Niagara Dam provides an unusual but welcome sight for visitors. Indeed, it is an oasis in the wildness that is today a very popular camping and recreational spot. The concrete dam wall, constructed in 1897-98, is 225 metres across and 18 metres high. But why on the earth was it built?
Back when it was being constructed, there was a nearby mining community called Niagara that was flourishing but in desperate need of a fresh water supply, and the locomotives that were soon to be steaming along a newly constructed railway heading north from Menzies to Leonora were going to require a lot of the precious liquid.
The Railways Department decided that a dam was the solution. Its construction required vast amounts of powered cement to be transported in barrels by camel train all the way from Coolgardie.
Once completed, Niagara Dam was instantly a white elephant. Vast supplies of artesian water had in the meantime been discovered at nearby Kookynie, while the town of Niagara was virtually deserted, the gold having run out.

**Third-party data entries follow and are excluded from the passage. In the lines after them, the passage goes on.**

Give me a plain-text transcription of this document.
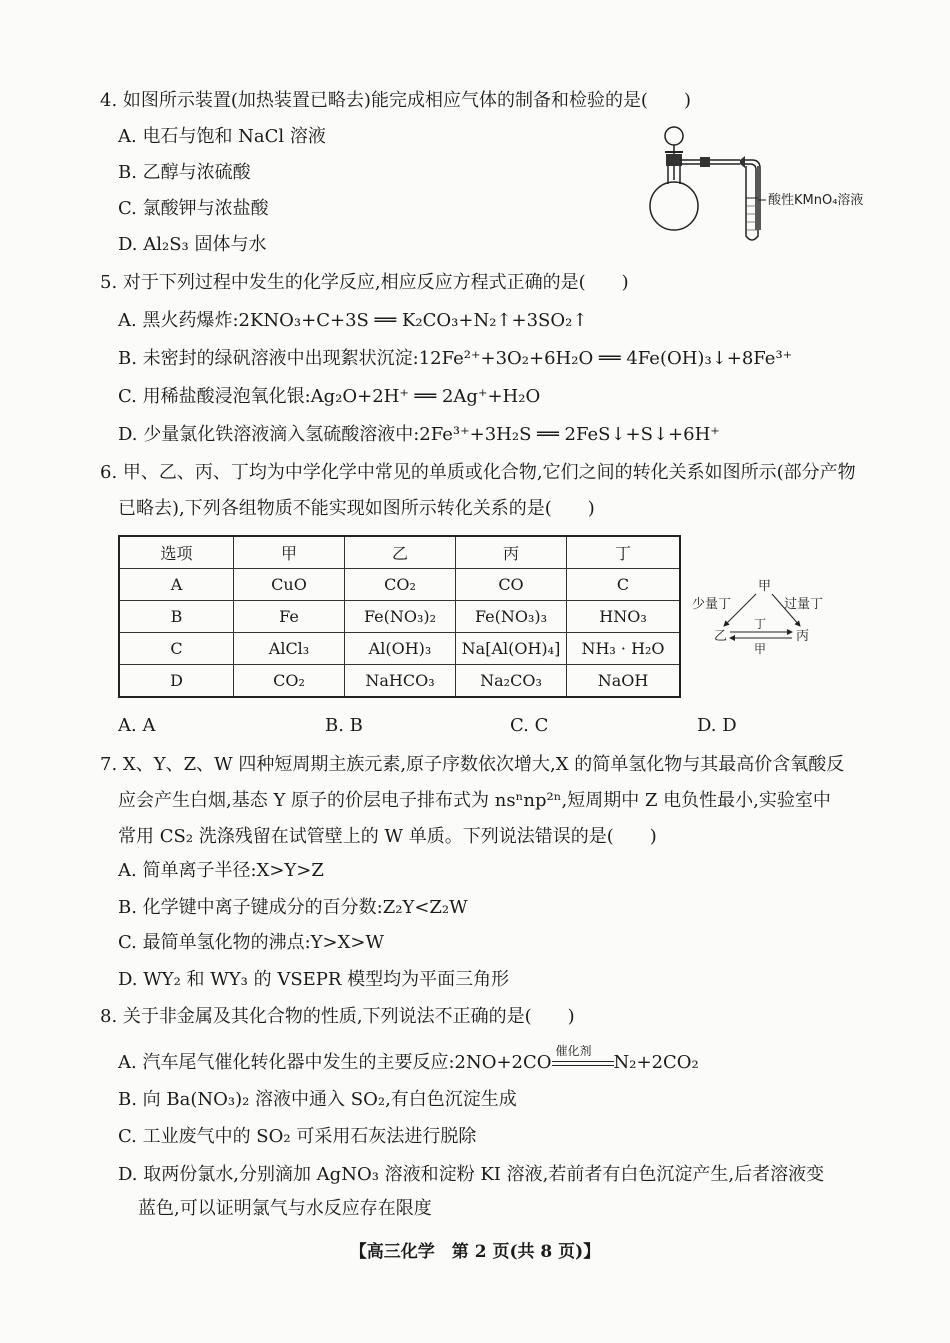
4. 如图所示装置(加热装置已略去)能完成相应气体的制备和检验的是(　　)
A. 电石与饱和 NaCl 溶液
B. 乙醇与浓硫酸
C. 氯酸钾与浓盐酸
D. Al₂S₃ 固体与水
酸性KMnO₄溶液
5. 对于下列过程中发生的化学反应,相应反应方程式正确的是(　　)
A. 黑火药爆炸:2KNO₃+C+3S ══ K₂CO₃+N₂↑+3SO₂↑
B. 未密封的绿矾溶液中出现絮状沉淀:12Fe²⁺+3O₂+6H₂O ══ 4Fe(OH)₃↓+8Fe³⁺
C. 用稀盐酸浸泡氧化银:Ag₂O+2H⁺ ══ 2Ag⁺+H₂O
D. 少量氯化铁溶液滴入氢硫酸溶液中:2Fe³⁺+3H₂S ══ 2FeS↓+S↓+6H⁺
6. 甲、乙、丙、丁均为中学化学中常见的单质或化合物,它们之间的转化关系如图所示(部分产物
已略去),下列各组物质不能实现如图所示转化关系的是(　　)
选项	甲	乙	丙	丁
A	CuO	CO₂	CO	C
B	Fe	Fe(NO₃)₂	Fe(NO₃)₃	HNO₃
C	AlCl₃	Al(OH)₃	Na[Al(OH)₄]	NH₃ · H₂O
D	CO₂	NaHCO₃	Na₂CO₃	NaOH
甲
乙	丙
少量丁	过量丁
丁
甲
A. A	B. B	C. C	D. D
7. X、Y、Z、W 四种短周期主族元素,原子序数依次增大,X 的简单氢化物与其最高价含氧酸反
应会产生白烟,基态 Y 原子的价层电子排布式为 nsⁿnp²ⁿ,短周期中 Z 电负性最小,实验室中
常用 CS₂ 洗涤残留在试管壁上的 W 单质。下列说法错误的是(　　)
A. 简单离子半径:X>Y>Z
B. 化学键中离子键成分的百分数:Z₂Y<Z₂W
C. 最简单氢化物的沸点:Y>X>W
D. WY₂ 和 WY₃ 的 VSEPR 模型均为平面三角形
8. 关于非金属及其化合物的性质,下列说法不正确的是(　　)
A. 汽车尾气催化转化器中发生的主要反应:2NO+2CO
催化剂
N₂+2CO₂
B. 向 Ba(NO₃)₂ 溶液中通入 SO₂,有白色沉淀生成
C. 工业废气中的 SO₂ 可采用石灰法进行脱除
D. 取两份氯水,分别滴加 AgNO₃ 溶液和淀粉 KI 溶液,若前者有白色沉淀产生,后者溶液变
蓝色,可以证明氯气与水反应存在限度
【高三化学　第 2 页(共 8 页)】
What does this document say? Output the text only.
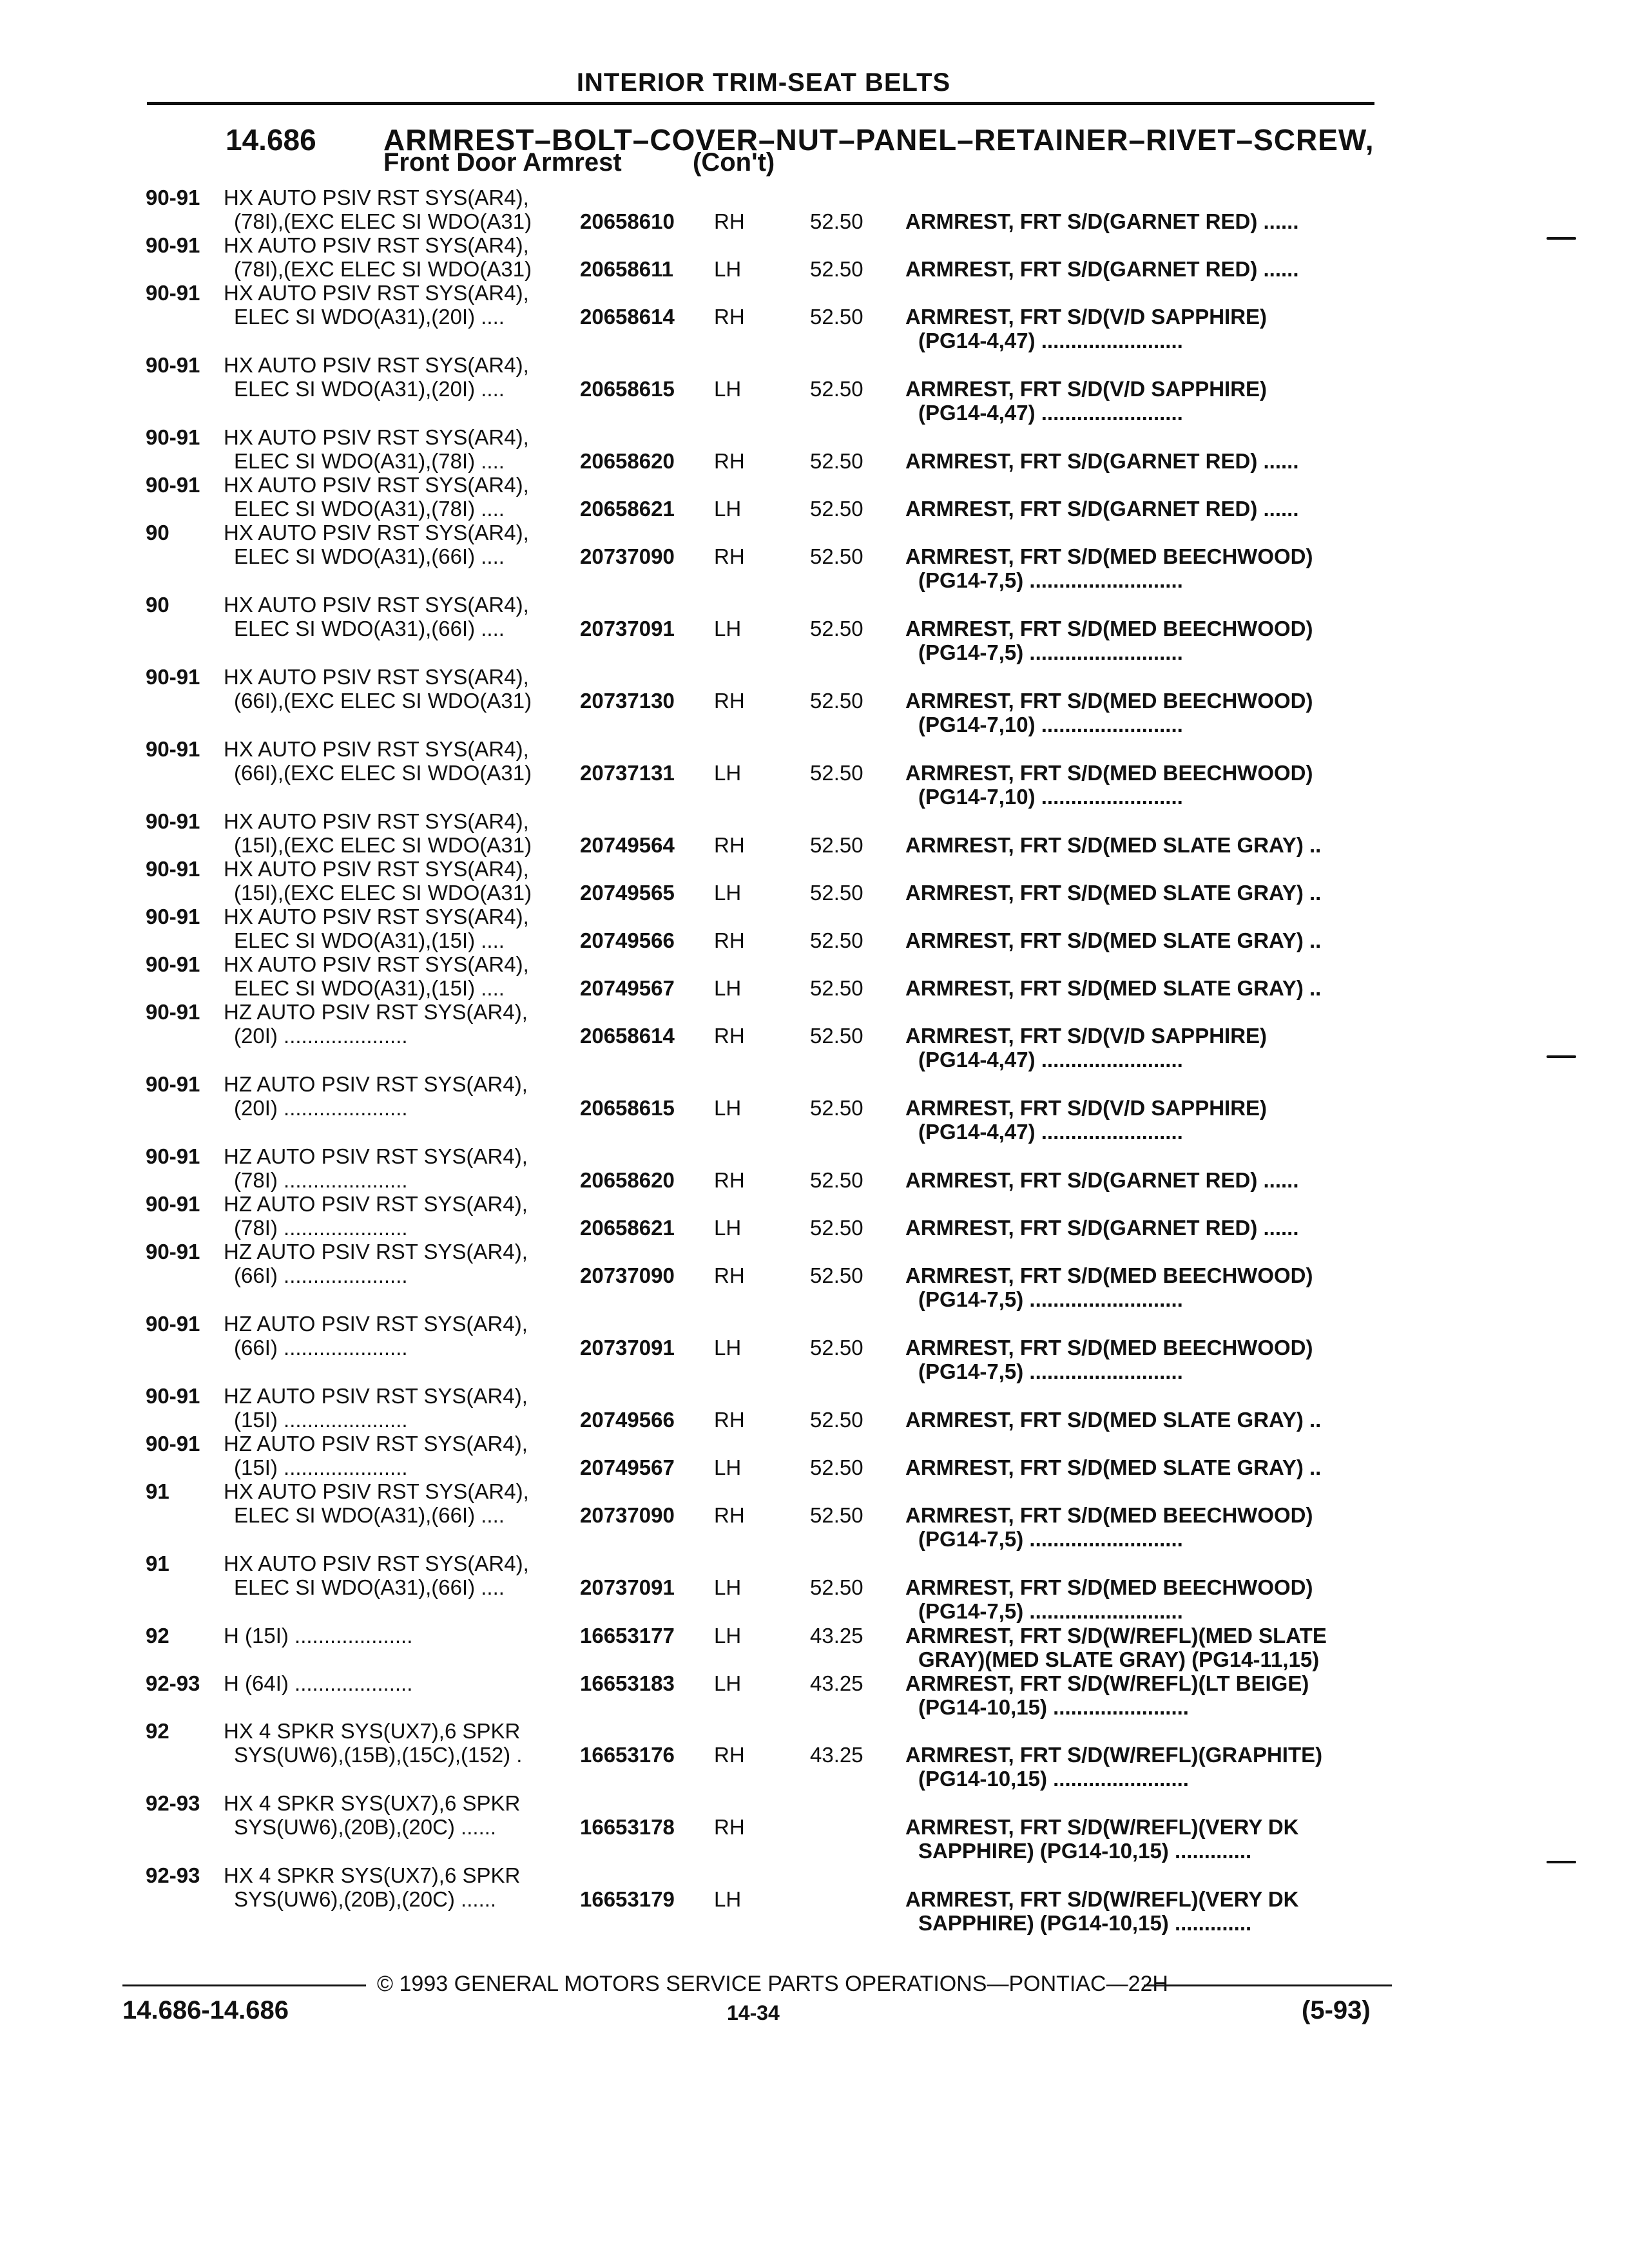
INTERIOR TRIM-SEAT BELTS
14.686 ARMREST–BOLT–COVER–NUT–PANEL–RETAINER–RIVET–SCREW,
Front Door Armrest	(Con't)
90-91 HX AUTO PSIV RST SYS(AR4),
(78I),(EXC ELEC SI WDO(A31) 20658610 RH	52.50 ARMREST, FRT S/D(GARNET RED) ......
90-91 HX AUTO PSIV RST SYS(AR4),
(78I),(EXC ELEC SI WDO(A31) 20658611 LH	52.50 ARMREST, FRT S/D(GARNET RED) ......
90-91 HX AUTO PSIV RST SYS(AR4),
ELEC SI WDO(A31),(20I) ....	20658614 RH	52.50 ARMREST, FRT S/D(V/D SAPPHIRE)
(PG14-4,47) ........................
90-91 HX AUTO PSIV RST SYS(AR4),
ELEC SI WDO(A31),(20I) ....	20658615 LH	52.50 ARMREST, FRT S/D(V/D SAPPHIRE)
(PG14-4,47) ........................
90-91 HX AUTO PSIV RST SYS(AR4),
ELEC SI WDO(A31),(78I) ....	20658620 RH	52.50 ARMREST, FRT S/D(GARNET RED) ......
90-91 HX AUTO PSIV RST SYS(AR4),
ELEC SI WDO(A31),(78I) ....	20658621 LH	52.50 ARMREST, FRT S/D(GARNET RED) ......
90	HX AUTO PSIV RST SYS(AR4),
ELEC SI WDO(A31),(66I) ....	20737090 RH	52.50 ARMREST, FRT S/D(MED BEECHWOOD)
(PG14-7,5) ..........................
90	HX AUTO PSIV RST SYS(AR4),
ELEC SI WDO(A31),(66I) ....	20737091 LH	52.50 ARMREST, FRT S/D(MED BEECHWOOD)
(PG14-7,5) ..........................
90-91 HX AUTO PSIV RST SYS(AR4),
(66I),(EXC ELEC SI WDO(A31) 20737130 RH	52.50 ARMREST, FRT S/D(MED BEECHWOOD)
(PG14-7,10) ........................
90-91 HX AUTO PSIV RST SYS(AR4),
(66I),(EXC ELEC SI WDO(A31) 20737131 LH	52.50 ARMREST, FRT S/D(MED BEECHWOOD)
(PG14-7,10) ........................
90-91 HX AUTO PSIV RST SYS(AR4),
(15I),(EXC ELEC SI WDO(A31) 20749564 RH	52.50 ARMREST, FRT S/D(MED SLATE GRAY) ..
90-91 HX AUTO PSIV RST SYS(AR4),
(15I),(EXC ELEC SI WDO(A31) 20749565 LH	52.50 ARMREST, FRT S/D(MED SLATE GRAY) ..
90-91 HX AUTO PSIV RST SYS(AR4),
ELEC SI WDO(A31),(15I) ....	20749566 RH	52.50 ARMREST, FRT S/D(MED SLATE GRAY) ..
90-91 HX AUTO PSIV RST SYS(AR4),
ELEC SI WDO(A31),(15I) ....	20749567 LH	52.50 ARMREST, FRT S/D(MED SLATE GRAY) ..
90-91 HZ AUTO PSIV RST SYS(AR4),
(20I) .....................	20658614 RH	52.50 ARMREST, FRT S/D(V/D SAPPHIRE)
(PG14-4,47) ........................
90-91 HZ AUTO PSIV RST SYS(AR4),
(20I) .....................	20658615 LH	52.50 ARMREST, FRT S/D(V/D SAPPHIRE)
(PG14-4,47) ........................
90-91 HZ AUTO PSIV RST SYS(AR4),
(78I) .....................	20658620 RH	52.50 ARMREST, FRT S/D(GARNET RED) ......
90-91 HZ AUTO PSIV RST SYS(AR4),
(78I) .....................	20658621 LH	52.50 ARMREST, FRT S/D(GARNET RED) ......
90-91 HZ AUTO PSIV RST SYS(AR4),
(66I) .....................	20737090 RH	52.50 ARMREST, FRT S/D(MED BEECHWOOD)
(PG14-7,5) ..........................
90-91 HZ AUTO PSIV RST SYS(AR4),
(66I) .....................	20737091 LH	52.50 ARMREST, FRT S/D(MED BEECHWOOD)
(PG14-7,5) ..........................
90-91 HZ AUTO PSIV RST SYS(AR4),
(15I) .....................	20749566 RH	52.50 ARMREST, FRT S/D(MED SLATE GRAY) ..
90-91 HZ AUTO PSIV RST SYS(AR4),
(15I) .....................	20749567 LH	52.50 ARMREST, FRT S/D(MED SLATE GRAY) ..
91	HX AUTO PSIV RST SYS(AR4),
ELEC SI WDO(A31),(66I) ....	20737090 RH	52.50 ARMREST, FRT S/D(MED BEECHWOOD)
(PG14-7,5) ..........................
91	HX AUTO PSIV RST SYS(AR4),
ELEC SI WDO(A31),(66I) ....	20737091 LH	52.50 ARMREST, FRT S/D(MED BEECHWOOD)
(PG14-7,5) ..........................
92	H (15I) ....................	16653177 LH	43.25 ARMREST, FRT S/D(W/REFL)(MED SLATE
GRAY)(MED SLATE GRAY) (PG14-11,15)
92-93 H (64I) ....................	16653183 LH	43.25 ARMREST, FRT S/D(W/REFL)(LT BEIGE)
(PG14-10,15) .......................
92	HX 4 SPKR SYS(UX7),6 SPKR
SYS(UW6),(15B),(15C),(152) .	16653176 RH	43.25 ARMREST, FRT S/D(W/REFL)(GRAPHITE)
(PG14-10,15) .......................
92-93 HX 4 SPKR SYS(UX7),6 SPKR
SYS(UW6),(20B),(20C) ......	16653178 RH	ARMREST, FRT S/D(W/REFL)(VERY DK
SAPPHIRE) (PG14-10,15) .............
92-93 HX 4 SPKR SYS(UX7),6 SPKR
SYS(UW6),(20B),(20C) ......	16653179 LH	ARMREST, FRT S/D(W/REFL)(VERY DK
SAPPHIRE) (PG14-10,15) .............
© 1993 GENERAL MOTORS SERVICE PARTS OPERATIONS—PONTIAC—22H
14.686-14.686	14-34	(5-93)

Niagara, while it only briefly boomed as a gold centre, was unique in that the town’s main intersection had a hotel on all four corners – and each had a female publican!
Niagara Dam Free Camping
Free camping facilities, including shady sites, gas BBQ, picnic tables, toilets and a black water dump point. There are cement fire rings but own wood required.
Niagara Dam Historical Fact
Coolgardie based contractors were engaged to build the dam at a tendered price of £42,000. But the Government engineers had miscalculated the depth of the bedrock that would need to be blasted away in order to construct the concrete wall. The actual work ended up costing £62,000. The contractor’s biggest challenge was getting a vast quantity of powdered cement to Niagara from Coolgardie where it had been railed from Perth.
The distance to Niagara was some 220km and they decided that the only way to efficiently transport the cement would be by camel train. By the time the dam was completed, it had accumulated very little water due to a lack of rainfall. To make matters worse a plentiful supply of good underground water had been located at nearby Kookynie.
In 1900 a journalist writing for the North Coolgardie Herald noted that ‘the fact that £60,000 of good Government money was swallowed up bin constructing the white elephant need not distract from your enjoyment of the sight. You may console yourself with the reflection that there may be a time when the reservoir will be put to some use’.
Such a time was not to come, however, for over a century this oasis in the wilderness has provided a picnic, swimming and camping spot for visitors and locals alike. The dam took its name from the nearby town of Niagara, which was booming at the time of the dam’s construction.